Target (TGT) said additional forensics work Friday morning revealed that encrypted PIN numbers were stolen in the recent breach of its payments system, but the data is believed to remain secure.
The retailer disclosed last week that up to 40 million credit and debit cards were exposed in a massive data breach from Nov. 27 to Dec. 15. Consumers who shopped at Target stores during that period were potentially impacted, and banks such as J.P. Morgan Chase (JPM) put spending limits on cards to thwart fraudulent charges.
Customer names, card numbers, expiration dates and security codes were stolen in the breach. Target previously said there was no indication that PIN numbers on bank-issued or Target debit cards were compromised.
On Friday, additional investigative work confirmed that encrypted PIN data was removed from Target’s system.
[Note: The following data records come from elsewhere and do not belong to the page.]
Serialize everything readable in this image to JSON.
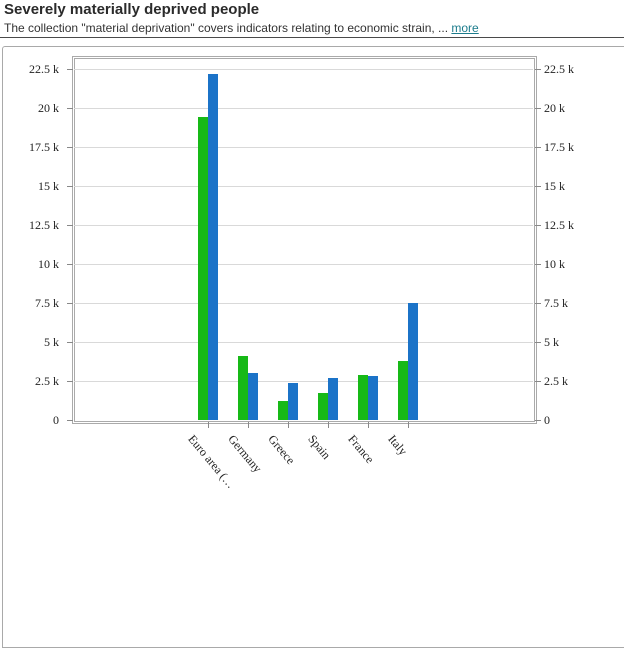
{
  "header": {
    "title": "Severely materially deprived people",
    "subtitle_prefix": "The collection \"material deprivation\" covers indicators relating to economic strain, ... ",
    "more_label": "more"
  },
  "chart_data": {
    "type": "bar",
    "title": "Severely materially deprived people",
    "categories": [
      "Euro area (…",
      "Germany",
      "Greece",
      "Spain",
      "France",
      "Italy"
    ],
    "series": [
      {
        "name": "green-series",
        "color": "#17b917",
        "values": [
          19400,
          4100,
          1200,
          1700,
          2900,
          3800
        ]
      },
      {
        "name": "blue-series",
        "color": "#1b73c8",
        "values": [
          22200,
          3000,
          2400,
          2700,
          2800,
          7500
        ]
      }
    ],
    "xlabel": "",
    "ylabel": "",
    "ylim": [
      0,
      22500
    ],
    "ytick_step": 2500,
    "ytick_labels_top_to_bottom": [
      "22.5 k",
      "20 k",
      "17.5 k",
      "15 k",
      "12.5 k",
      "10 k",
      "7.5 k",
      "5 k",
      "2.5 k",
      "0"
    ],
    "grid": true,
    "axes_mirrored": true,
    "legend_position": "not-visible"
  },
  "colors": {
    "bar_green": "#17b917",
    "bar_blue": "#1b73c8",
    "gridline": "#d9d9d9",
    "plot_border": "#aaaaaa",
    "widget_border": "#a9a9a9",
    "tick": "#888888",
    "link": "#1c7c8c",
    "title_text": "#2b2b2b",
    "body_text": "#333333",
    "axis_text": "#222222",
    "header_rule": "#4a4a4a"
  }
}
The numbers, which are encrypted at the keypad, remain secure since the key used to decrypt the information is only held by its external payment processor, Target explained.
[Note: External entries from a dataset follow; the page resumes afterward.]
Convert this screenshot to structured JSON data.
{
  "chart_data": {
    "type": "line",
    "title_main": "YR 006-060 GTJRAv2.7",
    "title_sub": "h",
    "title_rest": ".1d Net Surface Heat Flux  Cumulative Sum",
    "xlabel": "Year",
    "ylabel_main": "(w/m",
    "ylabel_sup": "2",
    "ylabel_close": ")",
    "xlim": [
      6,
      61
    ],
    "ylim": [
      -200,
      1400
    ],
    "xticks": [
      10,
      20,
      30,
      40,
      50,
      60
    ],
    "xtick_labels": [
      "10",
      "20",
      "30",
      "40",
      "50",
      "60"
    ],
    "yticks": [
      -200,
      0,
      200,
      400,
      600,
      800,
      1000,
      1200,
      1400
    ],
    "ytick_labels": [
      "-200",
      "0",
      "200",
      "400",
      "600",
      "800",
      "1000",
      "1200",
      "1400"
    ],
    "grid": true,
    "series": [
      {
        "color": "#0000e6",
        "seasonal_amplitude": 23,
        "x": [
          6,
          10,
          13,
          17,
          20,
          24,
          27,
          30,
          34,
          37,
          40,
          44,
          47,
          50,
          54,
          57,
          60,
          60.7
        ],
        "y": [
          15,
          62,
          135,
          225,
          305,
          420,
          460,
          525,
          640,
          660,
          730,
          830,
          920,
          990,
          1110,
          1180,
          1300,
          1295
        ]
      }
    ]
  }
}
“The most important thing for our guests to know is that their debit card accounts have not been compromised due to the encrypted PIN numbers being taken,” said Molly Snyder, a spokeswoman for the company.
The latest update from Target comes as some state attorneys general question whether the retailer had proper safeguards to prevent customer data from being stolen.
According to Target, the stolen PIN numbers were encrypted using Triple DES, a commonly-used encryption standard.
Shares of Target were down 26 cents at $62.22 early Friday afternoon. The stock has fallen about 2% since news of the data breach surfaced.